Unlike Britain, China does not recognise dual nationality. To retain the confidence of highly skilled persons in Hong Kong, the Standing Committee of the National People’s Congress indicated in 1996, in explanations added to Annex III to the Basic Law, that even though under Chinese nationality law all persons of Chinese descent born in Hong Kong before or after the handover are Chinese nationals, they may use British or other foreign “travel documents” for travel purposes.

Beijing has condemned Britain’s offer to BN(O) passport holders in Hong Kong and their dependants as a violation of the memoranda to the Joint Declaration, even though China’s Ministry of Foreign Affairs in 2017 described the Joint Declaration as a “historical document that no longer has any realistic meaning”.

With the exodus of up to 3 million Hongkongers to Britain, how will Beijing respond when the visa scheme formally opens on January 31?

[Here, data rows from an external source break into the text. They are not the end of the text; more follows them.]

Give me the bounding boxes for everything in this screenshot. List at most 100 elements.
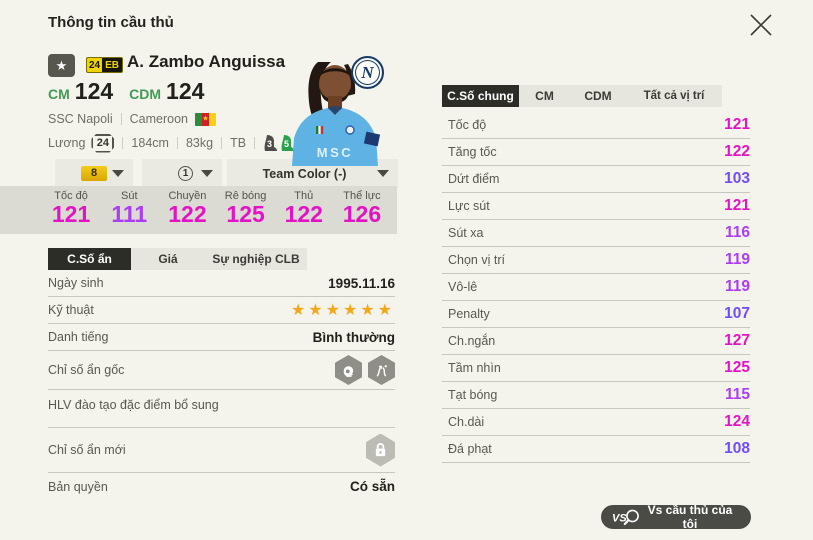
- attribute-label: Chọn vị trí: [448, 253, 505, 267]
- attribute-value: 125: [724, 359, 750, 376]
- vs-search-icon: VS: [611, 508, 641, 526]
- summary-stat-value: 122: [284, 201, 323, 227]
- star-badge-icon[interactable]: [48, 54, 75, 77]
- position-ratings: CM 124 CDM 124: [48, 80, 204, 108]
- card-upgrade-dropdown[interactable]: 8: [55, 159, 133, 188]
- hidden-trait-icons: [335, 355, 395, 385]
- lock-icon: [366, 433, 395, 467]
- summary-stat: Rê bóng 125: [217, 190, 275, 234]
- summary-stat: Chuyền 122: [158, 190, 216, 234]
- summary-stat-label: Chuyền: [168, 190, 207, 202]
- attribute-row: Sút xa 116: [442, 220, 750, 247]
- season-badge: 24 EB: [86, 57, 124, 73]
- page-title: Thông tin cầu thủ: [48, 14, 174, 31]
- attribute-row: Vô-lê 119: [442, 274, 750, 301]
- attribute-row: Tốc độ 121: [442, 112, 750, 139]
- row-hidden-original: Chỉ số ẩn gốc: [48, 351, 395, 390]
- attribute-value: 121: [724, 197, 750, 214]
- position-label: CM: [48, 86, 70, 102]
- summary-stat-value: 126: [342, 201, 382, 227]
- summary-stat: Tốc độ 121: [42, 190, 100, 234]
- tab-all-positions[interactable]: Tất cả vị trí: [626, 85, 722, 107]
- row-hidden-new: Chỉ số ẩn mới: [48, 428, 395, 473]
- attribute-value: 108: [724, 440, 750, 457]
- attribute-label: Đá phạt: [448, 442, 492, 456]
- foot-skill-badges: 3 5: [263, 134, 295, 152]
- summary-stat-value: 125: [226, 201, 265, 227]
- attribute-label: Sút xa: [448, 226, 484, 240]
- salary-badge: 24: [91, 133, 115, 153]
- trait-head-icon: [335, 355, 362, 385]
- upgrade-level-chip: 8: [81, 166, 107, 181]
- nation-name: Cameroon: [129, 112, 188, 126]
- tab-cdm-stats[interactable]: CDM: [570, 85, 626, 107]
- attribute-value: 107: [724, 305, 750, 322]
- attribute-row: Đá phạt 108: [442, 436, 750, 463]
- tab-club-career[interactable]: Sự nghiệp CLB: [205, 248, 307, 270]
- attribute-row: Tăng tốc 122: [442, 139, 750, 166]
- row-skill-moves: Kỹ thuật ★★★★★★: [48, 297, 395, 324]
- player-height: 184cm: [131, 136, 169, 150]
- grade-chip: 1: [178, 166, 193, 181]
- attribute-value: 124: [724, 413, 750, 430]
- summary-stat-value: 121: [51, 201, 91, 227]
- player-name: A. Zambo Anguissa: [127, 52, 286, 71]
- position-rating: 124: [166, 78, 205, 104]
- close-button[interactable]: [744, 8, 778, 42]
- attribute-row: Penalty 107: [442, 301, 750, 328]
- attribute-label: Tăng tốc: [448, 145, 497, 159]
- weak-foot-boot-icon: 3: [263, 134, 278, 152]
- vs-my-player-button[interactable]: VS Vs cầu thủ của tôi: [601, 503, 751, 531]
- season-badge-code: EB: [105, 59, 120, 71]
- summary-stat-value: 111: [111, 201, 148, 227]
- attribute-row: Tạt bóng 115: [442, 382, 750, 409]
- cameroon-flag-icon: [195, 112, 216, 126]
- attribute-value: 119: [724, 278, 750, 295]
- star-rating: ★★★★★★: [290, 302, 395, 319]
- attribute-row: Lực sút 121: [442, 193, 750, 220]
- trait-dribble-icon: [368, 355, 395, 385]
- attribute-value: 116: [724, 224, 750, 241]
- attribute-label: Dứt điểm: [448, 172, 500, 186]
- attribute-label: Vô-lê: [448, 280, 478, 294]
- position-rating: 124: [74, 78, 114, 104]
- tab-hidden-stats[interactable]: C.Số ẩn: [48, 248, 131, 270]
- salary-label: Lương: [48, 136, 86, 150]
- tab-price[interactable]: Giá: [131, 248, 205, 270]
- summary-stat-label: Thủ: [294, 190, 314, 202]
- row-license: Bản quyền Có sẵn: [48, 479, 395, 494]
- summary-stat: Thủ 122: [275, 190, 333, 234]
- close-icon: [750, 14, 772, 36]
- row-birthdate: Ngày sinh 1995.11.16: [48, 270, 395, 297]
- row-coach-training: HLV đào tạo đặc điểm bổ sung: [48, 390, 395, 428]
- summary-stat-label: Thể lực: [343, 190, 381, 202]
- divider: [122, 137, 124, 149]
- club-name: SSC Napoli: [48, 112, 113, 126]
- summary-stat-label: Tốc độ: [54, 190, 88, 202]
- divider: [120, 113, 122, 125]
- attribute-label: Lực sút: [448, 199, 490, 213]
- divider: [221, 137, 223, 149]
- summary-stats-bar: Tốc độ 121 Sút 111 Chuyền 122 Rê bóng 12…: [0, 186, 397, 234]
- license-value: Có sẵn: [349, 479, 395, 494]
- position-label: CDM: [129, 86, 162, 102]
- attribute-row: Dứt điểm 103: [442, 166, 750, 193]
- attribute-value: 121: [724, 116, 750, 133]
- tab-cm-stats[interactable]: CM: [519, 85, 570, 107]
- chevron-down-icon: [377, 170, 389, 177]
- summary-stat: Thể lực 126: [333, 190, 391, 234]
- divider: [254, 137, 256, 149]
- napoli-club-logo: N: [351, 56, 384, 89]
- attribute-row: Tầm nhìn 125: [442, 355, 750, 382]
- summary-stat: Sút 111: [100, 190, 158, 234]
- preferred-foot: TB: [230, 136, 247, 150]
- reputation-value: Bình thường: [312, 329, 395, 345]
- tab-general-stats[interactable]: C.Số chung: [442, 85, 519, 107]
- grade-dropdown[interactable]: 1: [142, 159, 222, 188]
- attribute-label: Tốc độ: [448, 118, 487, 132]
- attribute-label: Ch.dài: [448, 415, 485, 429]
- stat-scope-tabs: C.Số chung CM CDM Tất cả vị trí: [442, 85, 722, 107]
- detail-rows: Ngày sinh 1995.11.16 Kỹ thuật ★★★★★★ Dan…: [48, 270, 395, 500]
- attribute-list: Tốc độ 121 Tăng tốc 122 Dứt điểm 103 Lực…: [442, 112, 750, 463]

A recent editorial in pro-establishment media outlet HK01 argued that Hong Kong’s historical circumstances and Beijing’s desire for stability in Hong Kong had swayed Beijing to let Hongkongers effectively hold multiple nationalities , and that events since 2019 and Britain’s offer of residence and citizenship to more than 40 per cent of Hong Kong’s population require Beijing to act now to remedy the legal anomaly.

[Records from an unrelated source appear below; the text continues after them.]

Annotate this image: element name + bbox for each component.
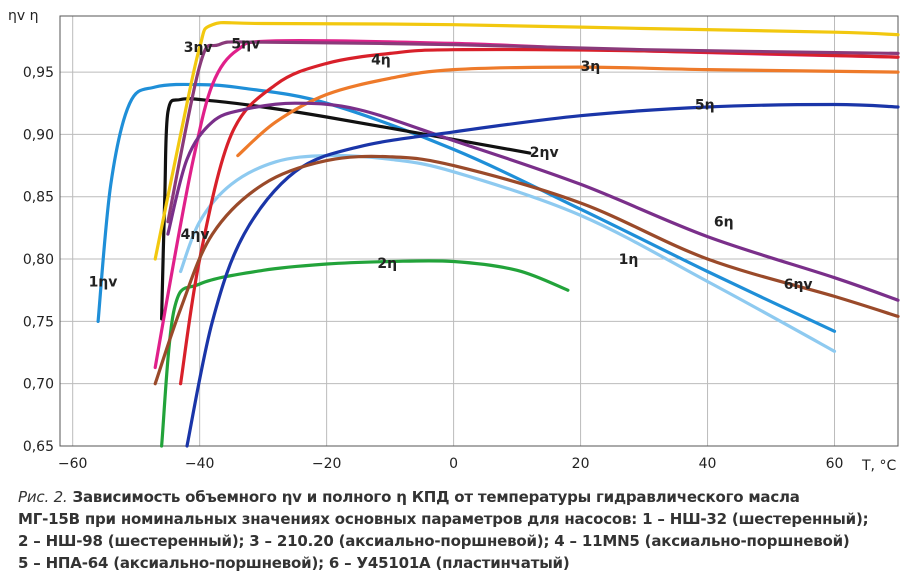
series-line-3 (160, 97, 532, 321)
curve-label: 5ηv (231, 36, 260, 52)
figure-caption: Рис. 2. Зависимость объемного ηv и полно… (18, 486, 904, 574)
efficiency-chart: −60 −40 −20 0 20 40 60 0,65 0,70 0,75 0,80 0,85 0,90… (8, 8, 900, 474)
figure-label: Рис. 2. (18, 488, 68, 506)
y-tick-label: 0,95 (23, 65, 54, 81)
x-tick-label: −40 (185, 456, 215, 472)
curve-label: 1ηv (89, 274, 118, 290)
plot-frame (59, 15, 899, 447)
curve-label: 2ηv (530, 145, 559, 161)
curve-label: 1η (619, 252, 639, 268)
x-tick-label: 20 (572, 456, 590, 472)
curve-label: 6ηv (784, 277, 813, 293)
x-tick-label: −20 (312, 456, 342, 472)
curve-label: 3ηv (184, 40, 213, 56)
series-line-12 (153, 154, 900, 386)
curve-label: 5η (695, 97, 715, 113)
caption-line-2: МГ-15В при номинальных значениях основны… (18, 510, 869, 528)
y-tick-label: 0,70 (23, 377, 54, 393)
x-tick-label: −60 (58, 456, 88, 472)
x-tick-label: 60 (826, 456, 844, 472)
series-line-8 (179, 47, 900, 386)
y-tick-label: 0,90 (23, 127, 54, 143)
tick-labels: −60 −40 −20 0 20 40 60 0,65 0,70 0,75 0,80 0,85 0,90… (23, 65, 844, 472)
series-line-2 (179, 153, 837, 353)
y-tick-label: 0,80 (23, 252, 54, 268)
y-tick-label: 0,65 (23, 439, 54, 455)
curve-label: 4ηv (181, 227, 210, 243)
y-axis-label: ηv η (8, 8, 38, 24)
series-layer (96, 21, 900, 448)
x-axis-label: T, °C (861, 458, 896, 474)
curve-label: 6η (714, 215, 734, 231)
series-line-9 (166, 101, 900, 302)
curve-label: 2η (377, 256, 397, 272)
curve-labels: 1ηv 1η 2ηv 2η 3ηv 3η 4ηv 4η 5ηv 5η 6η 6ηv (89, 36, 813, 293)
series-line-1 (96, 82, 837, 333)
series-line-4 (160, 259, 570, 448)
x-tick-label: 0 (449, 456, 458, 472)
y-tick-label: 0,75 (23, 314, 54, 330)
curve-label: 4η (371, 53, 391, 69)
series-line-11 (166, 40, 900, 224)
y-tick-label: 0,85 (23, 190, 54, 206)
series-line-5 (153, 21, 900, 261)
caption-text-1: Зависимость объемного ηv и полного η КПД… (72, 488, 800, 506)
series-line-6 (236, 65, 900, 158)
caption-line-3: 2 – НШ-98 (шестеренный); 3 – 210.20 (акс… (18, 532, 850, 550)
x-tick-label: 40 (699, 456, 717, 472)
caption-line-1: Рис. 2. Зависимость объемного ηv и полно… (18, 486, 904, 508)
caption-line-4: 5 – НПА-64 (аксиально-поршневой); 6 – У4… (18, 554, 570, 572)
series-line-10 (185, 102, 900, 448)
curve-label: 3η (581, 59, 601, 75)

The editorial suggested that the NPC Standing Committee might interpret Article 24 of the Basic Law, which stipulates the criteria for Hong Kong permanent residence with the right of abode in Hong Kong.

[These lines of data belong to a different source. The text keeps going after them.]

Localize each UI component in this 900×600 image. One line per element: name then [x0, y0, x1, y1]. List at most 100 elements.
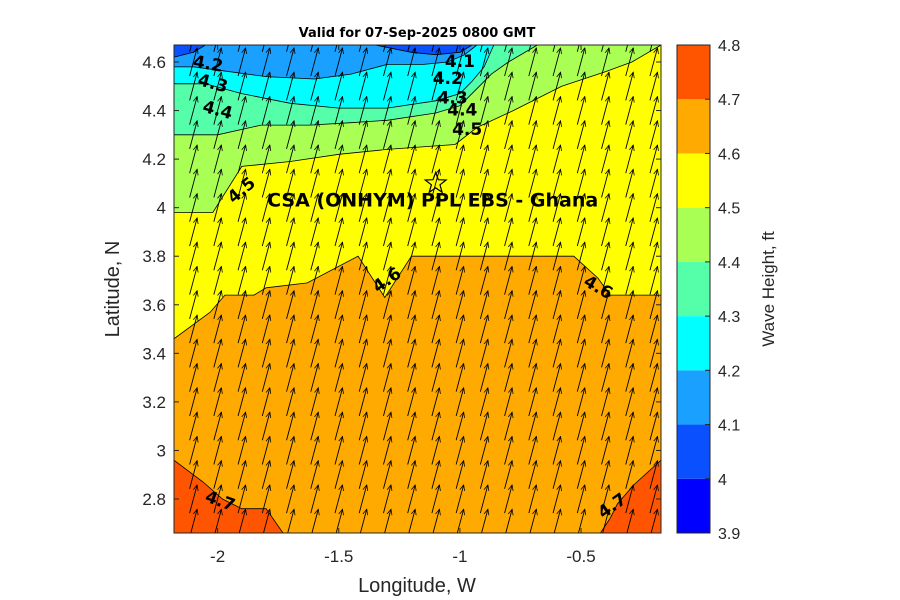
- vector-arrow: [213, 339, 222, 368]
- vector-arrow: [552, 364, 561, 392]
- vector-arrow: [383, 266, 391, 295]
- vector-arrow: [165, 242, 173, 270]
- contour-label: 4.3: [438, 88, 468, 108]
- vector-arrow: [334, 96, 343, 125]
- vector-arrow: [189, 364, 198, 392]
- vector-arrow: [504, 315, 513, 344]
- vector-arrow: [576, 145, 585, 174]
- vector-arrow: [552, 461, 561, 489]
- vector-arrow: [237, 339, 246, 368]
- vector-arrow: [383, 242, 391, 271]
- vector-arrow: [237, 96, 246, 125]
- vector-arrow: [261, 388, 270, 417]
- vector-arrow: [455, 145, 464, 174]
- y-tick-label: 3: [157, 441, 166, 460]
- vector-arrow: [601, 266, 610, 295]
- vector-arrow: [455, 339, 464, 368]
- vector-arrow: [552, 412, 561, 441]
- vector-arrow: [601, 315, 610, 344]
- vector-arrow: [625, 412, 634, 441]
- vector-arrow: [649, 45, 653, 52]
- vector-arrow: [358, 461, 367, 489]
- vector-arrow: [576, 436, 585, 465]
- vector-arrow: [383, 96, 391, 125]
- vector-arrow: [528, 169, 537, 198]
- vector-arrow: [479, 412, 488, 441]
- vector-arrow: [552, 194, 561, 222]
- vector-arrow: [479, 72, 488, 101]
- vector-arrow: [189, 291, 198, 319]
- vector-arrow: [479, 461, 488, 489]
- vector-arrow: [213, 96, 222, 125]
- vector-arrow: [601, 145, 610, 174]
- vector-arrow: [504, 339, 513, 368]
- vector-arrow: [504, 218, 513, 247]
- vector-arrow: [479, 291, 488, 319]
- colorbar-swatch: [677, 478, 710, 533]
- vector-arrow: [504, 412, 513, 441]
- vector-arrow: [261, 291, 270, 319]
- vector-arrow: [552, 45, 556, 52]
- vector-arrow: [286, 461, 295, 489]
- vector-arrow: [528, 242, 537, 271]
- vector-arrow: [165, 266, 173, 294]
- contour-label: 4.5: [452, 120, 482, 140]
- chart-title: Valid for 07-Sep-2025 0800 GMT: [299, 26, 536, 41]
- vector-arrow: [649, 315, 658, 344]
- vector-arrow: [407, 412, 416, 441]
- vector-arrow: [649, 96, 658, 125]
- colorbar-swatch: [677, 424, 710, 479]
- vector-arrow: [358, 315, 367, 344]
- vector-arrow: [649, 485, 658, 514]
- vector-arrow: [165, 96, 173, 124]
- vector-arrow: [165, 388, 173, 416]
- colorbar-swatch: [677, 153, 710, 208]
- vector-arrow: [601, 169, 610, 198]
- vector-arrow: [479, 436, 488, 465]
- vector-arrow: [237, 169, 246, 198]
- vector-arrow: [552, 315, 561, 344]
- vector-arrow: [213, 266, 222, 295]
- vector-arrow: [504, 72, 513, 101]
- vector-arrow: [334, 436, 343, 465]
- vector-arrow: [334, 145, 343, 174]
- x-tick-label: -2: [210, 547, 225, 566]
- y-tick-label: 3.4: [142, 344, 166, 363]
- vector-arrow: [286, 194, 295, 222]
- y-tick-label: 3.2: [142, 393, 166, 412]
- vector-arrow: [261, 339, 270, 368]
- vector-arrow: [455, 412, 464, 441]
- y-tick-label: 4.2: [142, 150, 166, 169]
- vector-arrow: [625, 194, 634, 222]
- vector-arrow: [237, 315, 246, 344]
- vector-arrow: [189, 145, 198, 174]
- vector-arrow: [601, 242, 610, 271]
- y-tick-label: 4.6: [142, 53, 166, 72]
- vector-arrow: [383, 485, 391, 514]
- vector-arrow: [358, 194, 367, 222]
- vector-arrow: [358, 388, 367, 417]
- vector-arrow: [383, 72, 391, 101]
- vector-arrow: [165, 48, 173, 76]
- vector-arrow: [407, 388, 416, 417]
- vector-arrow: [189, 461, 198, 489]
- vector-arrow: [189, 45, 192, 52]
- vector-arrow: [261, 145, 270, 174]
- vector-arrow: [552, 96, 561, 125]
- vector-arrow: [455, 96, 464, 125]
- vector-arrow: [261, 194, 270, 222]
- vector-arrow: [552, 169, 561, 198]
- vector-arrow: [261, 315, 270, 344]
- x-tick-label: -0.5: [566, 547, 595, 566]
- vector-arrow: [601, 339, 610, 368]
- vector-arrow: [649, 121, 658, 150]
- vector-arrow: [165, 24, 173, 52]
- vector-arrow: [189, 266, 198, 295]
- colorbar-tick-label: 4.1: [718, 418, 740, 435]
- vector-arrow: [261, 169, 270, 198]
- vector-arrow: [358, 412, 367, 441]
- vector-arrow: [310, 291, 319, 319]
- vector-arrow: [310, 48, 319, 77]
- vector-arrow: [213, 145, 222, 174]
- vector-arrow: [237, 388, 246, 417]
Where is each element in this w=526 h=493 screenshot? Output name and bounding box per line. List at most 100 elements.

It could do so in such a way that Hongkongers who wish to emigrate – a Basic Law right in itself under Article 31 – must choose between acquiring foreign nationality and forfeiting Chinese nationality (along with Hong Kong permanent resident status).

The suggestion was not out of the blue. The notion that Hongkongers must make such a choice had been floated and encouraged by politicians including former chief executive Leung Chun-ying and Regina Ip Lau Suk-yee, a current member of Hong Kong’s Executive Council and Legislative Council.

I agree wholeheartedly, for no man can serve two masters. With Hong Kong at its most critical juncture since the handover, it is high time Hongkongers determine where their priorities lie and whether they want to embrace China’s Gleichschaltung in its new Hong Kong or lead their lives in a society with freedom of expression, police accountability, the rule of law and universal suffrage, where university scholars challenge government policies and failings, notwithstanding higher taxation.

Freedom is not free, and nationality is not a mere travel document. In her paper “Thick, Thin and Thinner Patriotisms: Is This All There Is?”, Dora Kostakopoulou observed that “without either an emotional bond and the affective identity provided by nationality or, alternatively, a thin national identity which motivates citizens to feel that particular institutions are somehow ‘theirs’, in a meaningful sense, and makes them feel that they belong to a ‘self-determining political community’, communities are vulnerable to fragmentation”.

If China revokes the Chinese nationality of BN(O) passport holders who take up Britain’s offer, Britain has a legal duty under the 1961 Convention on the Reduction of Statelessness to immediately extend them British citizenship, as they would otherwise be rendered stateless, in the same manner that it extended British citizenship under the British Nationality (Hong Kong) Act 1997 and the Borders, Citizenship and Immigration Act 2009 to persons of South Asian descent in colonial Hong Kong, whom China, Bangladesh, India, Nepal and Pakistan did not recognise as their nationals under their respective nationality laws.

As head of Hong Kong’s “executive-led” government who renounced her British citizenship in 2007, Chief Executive Carrie Lam Cheng Yuet-ngor must lead by example and demand that her husband and two sons renounce their British citizenship immediately and pledge their complete and absolute allegiance to China, the Communist Party and Hong Kong.